Last JavaEdge I delivered a session about Java build tools landscape. My impression from this overview is solid – Gradle rocks. It is a best of breed and takes the best from Ant and Maven2, leaving the downsides of both behind. Take at look, it is worth it (Prezi rocks too, but it’s another blog post).
The only fly in the ointment I found is lack of good maven2 to Gradle convention. Gradle has good maven support. First of all, it can use dependenices’ POMs to determine their transitive dependencies. Second, it has Maven plugin, but it works in the opposite direction – it can generate POM for your project, built with Gradle. I need the other side – something similar Gradle has for Ant – ant.importBuild()
imports an Ant build into the Gradle project, and each Ant target is treated as a Gradle task. This is cool! Franky, I need much less with Maven.
Here’s the shopping list: I need to generate the following settings from POM.xml
- Dependencies (inc. scopes and exclusions)
- Correct plugins selection (e.g. war for web application module)
- GroupId
- Version
- Repositories
- Compiler level settings
- All those with full multi-module support
- All those with reuse support from inheritance and settings.xml
After a short search I discovered JIRA issue GRADLE-154, in which Antony Stubbs asks for a subset of such functionality, and finally attaches a small Groovy script that parses given POM.xml and dumps to the console dependencies in Gradle format. That was a great start for me, but the drawbacks were obvious – no support for multi-module projects (I can’t recall when I saw single-module project last time), no support for parts, coming from settings.xml, etc. One specific pom.xml file in view has very little to do with the effective pom in runtime. You already got it, right? The parsing should be done on the effective pom, which is easily obtained using maven-help-plugin. So, having effective pom in hand, I can rip it apart and build nice set of build.gradle files, and the settings.gradle for the multi module support, and they include all the items from the above list!

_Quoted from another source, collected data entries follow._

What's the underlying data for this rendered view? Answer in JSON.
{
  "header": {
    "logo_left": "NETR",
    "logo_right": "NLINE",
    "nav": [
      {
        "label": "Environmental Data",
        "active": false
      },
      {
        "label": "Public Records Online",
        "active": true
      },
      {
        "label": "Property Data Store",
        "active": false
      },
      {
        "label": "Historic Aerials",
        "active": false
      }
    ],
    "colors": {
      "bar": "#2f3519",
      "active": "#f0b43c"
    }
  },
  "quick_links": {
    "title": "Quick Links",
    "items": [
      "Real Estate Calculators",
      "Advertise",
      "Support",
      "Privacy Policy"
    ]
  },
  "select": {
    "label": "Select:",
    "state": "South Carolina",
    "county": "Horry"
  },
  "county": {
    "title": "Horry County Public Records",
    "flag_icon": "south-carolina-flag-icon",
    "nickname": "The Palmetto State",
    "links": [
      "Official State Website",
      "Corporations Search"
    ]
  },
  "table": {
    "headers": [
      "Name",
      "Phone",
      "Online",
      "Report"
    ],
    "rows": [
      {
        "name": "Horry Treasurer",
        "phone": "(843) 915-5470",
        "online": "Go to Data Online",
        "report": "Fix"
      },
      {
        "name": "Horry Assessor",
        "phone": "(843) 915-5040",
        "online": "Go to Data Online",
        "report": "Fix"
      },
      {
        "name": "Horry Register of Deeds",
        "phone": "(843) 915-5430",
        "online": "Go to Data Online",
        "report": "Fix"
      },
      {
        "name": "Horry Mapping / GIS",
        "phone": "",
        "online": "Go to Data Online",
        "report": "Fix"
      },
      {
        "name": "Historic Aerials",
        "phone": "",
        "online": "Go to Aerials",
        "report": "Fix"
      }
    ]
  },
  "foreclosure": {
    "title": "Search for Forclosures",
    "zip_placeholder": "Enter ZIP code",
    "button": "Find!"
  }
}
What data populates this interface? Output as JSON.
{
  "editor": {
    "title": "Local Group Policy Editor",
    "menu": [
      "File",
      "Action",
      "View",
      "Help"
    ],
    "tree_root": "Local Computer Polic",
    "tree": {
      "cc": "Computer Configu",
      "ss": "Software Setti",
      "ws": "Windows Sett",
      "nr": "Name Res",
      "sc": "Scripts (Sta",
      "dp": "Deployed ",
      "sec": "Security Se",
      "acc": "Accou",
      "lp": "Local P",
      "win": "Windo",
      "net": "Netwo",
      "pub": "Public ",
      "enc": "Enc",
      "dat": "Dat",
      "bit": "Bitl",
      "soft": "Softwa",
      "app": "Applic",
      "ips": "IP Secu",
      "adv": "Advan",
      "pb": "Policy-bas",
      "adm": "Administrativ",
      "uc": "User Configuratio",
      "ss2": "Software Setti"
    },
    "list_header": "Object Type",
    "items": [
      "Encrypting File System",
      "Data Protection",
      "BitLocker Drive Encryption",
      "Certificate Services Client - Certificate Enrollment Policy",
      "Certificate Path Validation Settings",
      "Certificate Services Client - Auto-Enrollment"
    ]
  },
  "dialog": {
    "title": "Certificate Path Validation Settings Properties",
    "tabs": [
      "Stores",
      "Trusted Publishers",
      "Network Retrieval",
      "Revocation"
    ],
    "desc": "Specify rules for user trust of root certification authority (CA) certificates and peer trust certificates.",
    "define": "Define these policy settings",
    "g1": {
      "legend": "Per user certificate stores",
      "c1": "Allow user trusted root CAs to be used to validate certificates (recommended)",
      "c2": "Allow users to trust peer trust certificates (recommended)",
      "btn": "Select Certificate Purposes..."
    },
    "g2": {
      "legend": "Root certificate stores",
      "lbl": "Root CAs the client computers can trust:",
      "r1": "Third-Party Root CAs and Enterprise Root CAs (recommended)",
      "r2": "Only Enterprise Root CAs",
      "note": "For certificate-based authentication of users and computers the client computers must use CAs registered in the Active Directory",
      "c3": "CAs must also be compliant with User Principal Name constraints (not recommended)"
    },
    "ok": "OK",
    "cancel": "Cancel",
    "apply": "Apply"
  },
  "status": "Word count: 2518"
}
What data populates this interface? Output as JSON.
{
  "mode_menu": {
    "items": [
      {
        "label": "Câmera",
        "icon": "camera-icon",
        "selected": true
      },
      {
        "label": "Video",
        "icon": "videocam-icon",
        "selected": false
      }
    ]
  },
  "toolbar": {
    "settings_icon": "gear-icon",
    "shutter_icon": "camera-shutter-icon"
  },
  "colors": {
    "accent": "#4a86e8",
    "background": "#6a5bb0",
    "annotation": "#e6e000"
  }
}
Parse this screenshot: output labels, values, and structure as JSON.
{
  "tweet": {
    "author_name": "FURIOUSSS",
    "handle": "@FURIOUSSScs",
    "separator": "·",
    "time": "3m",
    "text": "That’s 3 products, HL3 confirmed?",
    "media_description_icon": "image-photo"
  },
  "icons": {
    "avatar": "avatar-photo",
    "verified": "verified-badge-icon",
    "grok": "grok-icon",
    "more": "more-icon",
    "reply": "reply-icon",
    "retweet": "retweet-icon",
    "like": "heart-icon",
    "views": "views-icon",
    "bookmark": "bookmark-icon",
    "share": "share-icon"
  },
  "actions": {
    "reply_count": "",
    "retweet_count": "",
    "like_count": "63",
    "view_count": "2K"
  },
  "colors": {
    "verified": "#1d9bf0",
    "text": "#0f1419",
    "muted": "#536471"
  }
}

I can assure you there are some bugs here and there in this script, but generally it works, and I managed to migrate fairly complicated project with war assembly, transitive dependencies, poms inheritance, artifacts exclusions etc. in a single click. “Is this cool or is this cool?”
So, grab the script, and give it a shot. It has two flags: -verbose prints out Maven output during effective pom resolution and -keepFile keeps the effective pom file for you.
Note the new task in the generated gradle.build – replacePoms. The idea is to solve the lack of IntelliJ Gradle integration when it comes to dependency management (IDEA knows how to run the build). Gradle generates poms for your modules. The gradle.build knows to copy them to the place where IntelliJ needs them. Just run “build replacePoms”, and IDEA will recognize dependencies from Gradle! Yup!
Enjoy.
P.S. You should check the new gradle-m2metadata-plugin, it’s the real thing – Maven3 embedded into Gradle’s plugin. It gets all the metadata in runtime!
P.P.S. Sorry for my Groovy, it’s not my mother tongue.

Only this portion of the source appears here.